Partilerden herhangi birinin rızası yoksa geçiş sürecinin yol haritası tamamlanamayacak. Geçiş sürecinin yol haritası da altı partinin tam mutabakatıyla açıklanacak bir metin. Baştan bunu kabulle ve taahhüt altına alarak bu süreci çalıştırmaya başlayacağız, hiç kimsenin endişesi olmasın. Herkes bilsin ki kendi desteklediği partinin de onayı olmadan bu sistem yürürlüğe giremeyecek zaten.
“GEÇİŞ SÜRECİNİN YOL HARİTASINDA ANAYASA’YA UYGUNLUK ÇOK ÖNEMLİ”
Bir eşgüdüm komisyonu gibi bir şey olsun, genel başkanlardan oluşan, bir de genel başkanlar fiilen icranın içinde olsun cumhurbaşkanı yardımcısı olarak; böyle bir fikir vardı. İkisinin de artıları ve eksileri var. İkinci modele daha yakın bir mutabakat var. Geçiş sürecinin yol haritasında Anayasa’ya uygunluk çok önemli. Vesayet gibi bir yapıyı da oluşturmamak çok önemli. Kimsenin bizi hukuk dışı hareketle suçlamaması lazım.
“ÜLKENİN BİR KESİMİNİ DÜŞMAN İLAN EDEREK BU ÜLKENİN BİRLİĞİNİ, BÜTÜNLÜĞÜNÜ SAĞLAYAMAZSINIZ”
Hükümet iki de bir ‘beka beka’ deyip duruyor, değil mi. Şu andaki hükümet; ayrıştırıcı, kutuplaştırıcı, düşmanlaştırıcı dili ile ülkenin en önemli beka meselesi haline gelmiştir. Ülkenin bir kesimini düşman ilan ederek bu ülkenin birliğini, bütünlüğünü sağlayamazsınız. Ama Altılı Masa bunu sağlıyor. Biz, bu ülkenin demokrasisi için; özgürlükler, zenginlikler için asgari müşterekle buluşup o müştereği hayata geçirmek için yola çıktık. Asgari müşterek bile ülkeyi kanatlandırıp uçuracak.
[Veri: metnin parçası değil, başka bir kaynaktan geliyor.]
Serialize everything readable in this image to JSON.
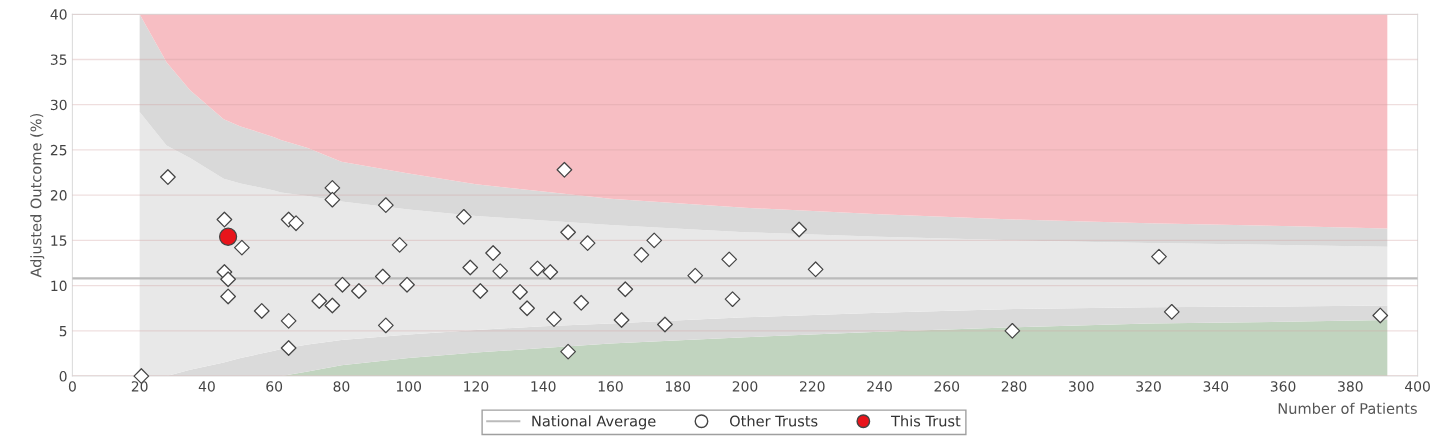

“ALTI PARTİ TEK BİR LİSTEDEN, TEK BİR PARTİNİN ÇATISI ALTINDA SEÇİME GİRECEK DİYE BİR ŞEY YOK”
İl il duruma bakacağız. Altı partinin milletvekili sayısını maksimize etmek için hangi illerde ne tür bir iş birliği yaparsak daha çok milletvekili çıkarabiliriz diye bir süreç başlatmış oluyoruz aslında. Altı parti tek bir listeden, tek bir partinin çatısı altında seçime girecek diye bir şey yok.
“VATANDAŞIMIZ KENDİNİ NASIL TANIMLIYORSA DEVLET O TANIMA SAYGI DUYMAK ZORUNDA”
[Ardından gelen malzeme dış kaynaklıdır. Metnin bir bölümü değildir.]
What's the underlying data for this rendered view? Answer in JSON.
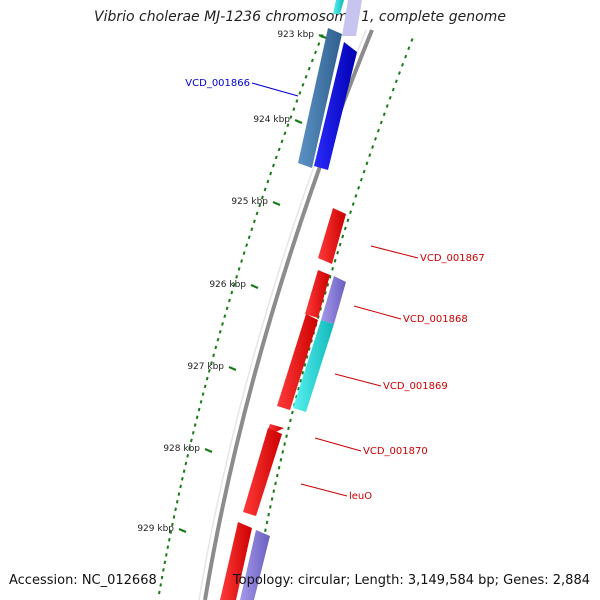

Vatandaşlık tanımıyla ilgili maddede değişiklik yapılmalı diyoruz. O maddeyi mutlaka daha kuşatıcı, kapsayıcı bir madde haline getirmemiz lazım ve 85 milyonun o maddede temsil edilmesi gerektiğini söylüyoruz. 2012'de AK Parti'nin komisyona getirdiği teklifte de bu anlayış vardı zaten. Kimseyi Anayasa’dan çıkarmıyoruz. Tam tersi, 85 milyon insanın, vatandaşlık tanımını okuduğunda ‘bu benim’ demesini sağlıyoruz. Devlet, her vatandaşını olduğu gibi kabul etmek zorunda. Vatandaşımız kendini nasıl tanımlıyorsa devlet o tanıma saygı duymak zorunda.
“KORKULAR ÜZERİNDEN BESLENEN BİR SİYASİ ÇİZGİYE DÜŞTÜ SAYIN ERDOĞAN”
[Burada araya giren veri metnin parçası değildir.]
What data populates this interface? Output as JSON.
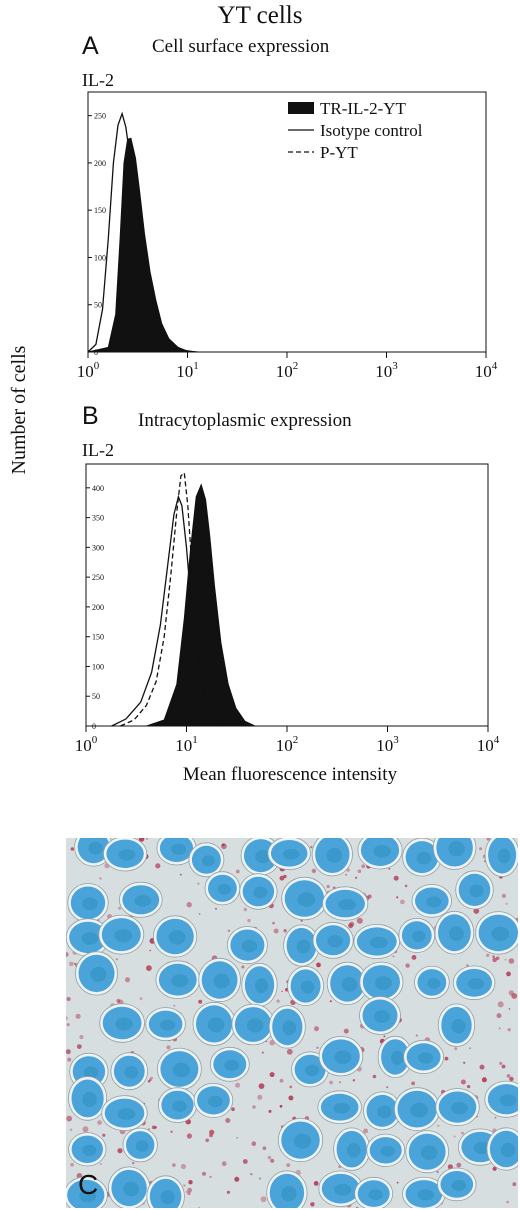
{
  "figure": {
    "title": "YT cells",
    "y_axis_label": "Number of cells",
    "x_axis_label": "Mean fluorescence intensity",
    "panel_c_letter": "C"
  },
  "legend": {
    "filled": "TR-IL-2-YT",
    "solid": "Isotype control",
    "dashed": "P-YT"
  },
  "colors": {
    "histogram_fill": "#111111",
    "micrograph_background": "#d7dedf",
    "nucleus": "#4aa3d9",
    "nucleus_core": "#2e8fbf",
    "stain": "#b02a4a"
  },
  "chart_data": [
    {
      "type": "area",
      "panel": "A",
      "title": "Cell surface expression",
      "marker_label": "IL-2",
      "x_scale": "log",
      "xlim": [
        1,
        10000
      ],
      "ylim": [
        0,
        275
      ],
      "x_ticks": [
        1,
        10,
        100,
        1000,
        10000
      ],
      "x_tick_labels": [
        {
          "base": "10",
          "exp": "0"
        },
        {
          "base": "10",
          "exp": "1"
        },
        {
          "base": "10",
          "exp": "2"
        },
        {
          "base": "10",
          "exp": "3"
        },
        {
          "base": "10",
          "exp": "4"
        }
      ],
      "y_ticks": [
        0,
        50,
        100,
        150,
        200,
        250
      ],
      "y_tick_labels": [
        "0",
        "50",
        "100",
        "150",
        "200",
        "250"
      ],
      "series": [
        {
          "name": "TR-IL-2-YT",
          "style": "filled",
          "x": [
            1.0,
            1.6,
            1.9,
            2.1,
            2.3,
            2.5,
            2.7,
            3.0,
            3.3,
            3.7,
            4.2,
            4.8,
            5.5,
            6.5,
            8.0,
            10.0,
            13.0
          ],
          "y": [
            0,
            5,
            40,
            120,
            200,
            225,
            226,
            205,
            170,
            125,
            85,
            55,
            30,
            14,
            5,
            1,
            0
          ]
        },
        {
          "name": "Isotype control",
          "style": "solid",
          "x": [
            1.0,
            1.2,
            1.4,
            1.6,
            1.8,
            2.0,
            2.2,
            2.4,
            2.7,
            3.0,
            3.5,
            4.0,
            4.8,
            5.8,
            7.0,
            9.0,
            12.0
          ],
          "y": [
            0,
            8,
            45,
            120,
            200,
            240,
            252,
            238,
            200,
            160,
            110,
            75,
            45,
            22,
            8,
            2,
            0
          ]
        }
      ]
    },
    {
      "type": "area",
      "panel": "B",
      "title": "Intracytoplasmic expression",
      "marker_label": "IL-2",
      "x_scale": "log",
      "xlim": [
        1,
        10000
      ],
      "ylim": [
        0,
        440
      ],
      "x_ticks": [
        1,
        10,
        100,
        1000,
        10000
      ],
      "x_tick_labels": [
        {
          "base": "10",
          "exp": "0"
        },
        {
          "base": "10",
          "exp": "1"
        },
        {
          "base": "10",
          "exp": "2"
        },
        {
          "base": "10",
          "exp": "3"
        },
        {
          "base": "10",
          "exp": "4"
        }
      ],
      "y_ticks": [
        0,
        50,
        100,
        150,
        200,
        250,
        300,
        350,
        400
      ],
      "y_tick_labels": [
        "0",
        "50",
        "100",
        "150",
        "200",
        "250",
        "300",
        "350",
        "400"
      ],
      "series": [
        {
          "name": "TR-IL-2-YT",
          "style": "filled",
          "x": [
            4.0,
            6.0,
            8.0,
            9.5,
            11.0,
            12.5,
            14.0,
            15.5,
            17.0,
            19.0,
            22.0,
            26.0,
            31.0,
            38.0,
            48.0
          ],
          "y": [
            0,
            10,
            70,
            180,
            300,
            385,
            405,
            380,
            320,
            235,
            140,
            70,
            30,
            8,
            0
          ]
        },
        {
          "name": "Isotype control",
          "style": "solid",
          "x": [
            1.8,
            2.5,
            3.5,
            4.5,
            5.5,
            6.5,
            7.5,
            8.3,
            9.0,
            10.0,
            11.0,
            12.5,
            14.5,
            17.0,
            21.0
          ],
          "y": [
            0,
            12,
            40,
            90,
            170,
            270,
            355,
            385,
            370,
            300,
            215,
            130,
            60,
            20,
            0
          ]
        },
        {
          "name": "P-YT",
          "style": "dashed",
          "x": [
            2.2,
            3.0,
            4.0,
            5.0,
            6.0,
            7.0,
            8.0,
            8.8,
            9.5,
            10.3,
            11.2,
            12.5,
            14.5,
            17.0,
            21.0
          ],
          "y": [
            0,
            10,
            35,
            75,
            150,
            255,
            360,
            420,
            425,
            370,
            280,
            170,
            75,
            25,
            0
          ]
        }
      ]
    }
  ]
}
‘Türkiye Yüzyılı’ diye bir lansman yaptılar, fotoğrafta kim vardı? Bir yanında krizlerin ortağı Bahçeli, bir yanına almış Çiller, bir yanında Perinçek ile Türkiye Yüzyılı açıklıyor. Şu andaki iktidar yoruldu, yaşlandı. Yürümüyor. Bunun değişmesi gerekiyor. Şunu da teslim etmek gerekiyor. Sayın Erdoğan, Türkiye'nin belli bir döneminde başarılı oldu, Türkiye'nin özgürlükçü adımlarında Başbakan’dı. Sonra 2013-2014'ten sonra artık, korkular üzerinden beslenen bir siyasi çizgiye düştü Sayın Erdoğan. Ancak insanları korkutarak, düşman ilan ederek destek alıyor. Böyle bir zihniyetten adalet, hukuk bekleyemezsiniz.
“6 AYDA BU KRİZ İKLİMİNİ ORTADAN KALDIRIRIZ AMA TEK HANELİ ENFLASYONA İNMEK 2 YIL SÜRECEK”
Biz kazanalım, mutabık kaldığımız programı uygulayalım, gerçekten korkacak hiçbir şey yok. Türkiye ekonomisinin durumu en ağır enkaz da olsa devralırız, hemen toparlarız. 6 ayda bu kriz iklimini ortadan kaldırırız ama tek haneli enflasyona inmek 2 yıl sürecek. Hükümet yanlış yerlerde geziyor. Türkiye'de ÜFE ile TÜFE arasındaki fark, tarihin en büyük farkı. Bunun da en önemli sebebi kur artışı. Kur arttı, maliyetler arttı, fakat halkta satın alım gücü olmadığı için bu maliyetler daha satış fiyatına yansımadı. Tamamen yanlış analiz yapıyorlar. Tarım Kredi Kooperatiflerine market açtırıp yukarıdan aşağıya fiyatları baskı altında tutmaya çalışıyorlar; yanlış. Maliyeti aşağı indirdiğinizde bu ülkede enflasyon düşecek. Bunu yapacak ne insan kaynakları var ne zihniyet var, hiçbir şey yok. Sayın Erdoğan'ın açıklamalarına bakın, ekonomiyle ilgili güzel şeylerden bahsederken hep eski dönemi anıyor. Eski dönemi de anınca da otomatik olarak aklına ben geliyorum, hemen bana sataşıyor, tutamıyor kendini. Bir kompleks de var o dönemle alakalı. ‘Ben imza atmasam yapamazdı’ falan diyor. Bu kafayla, bu zihniyetle, bu yorgunlukla mümkün değil. Bu iktidar artık yoruldu ve yaşlandı.”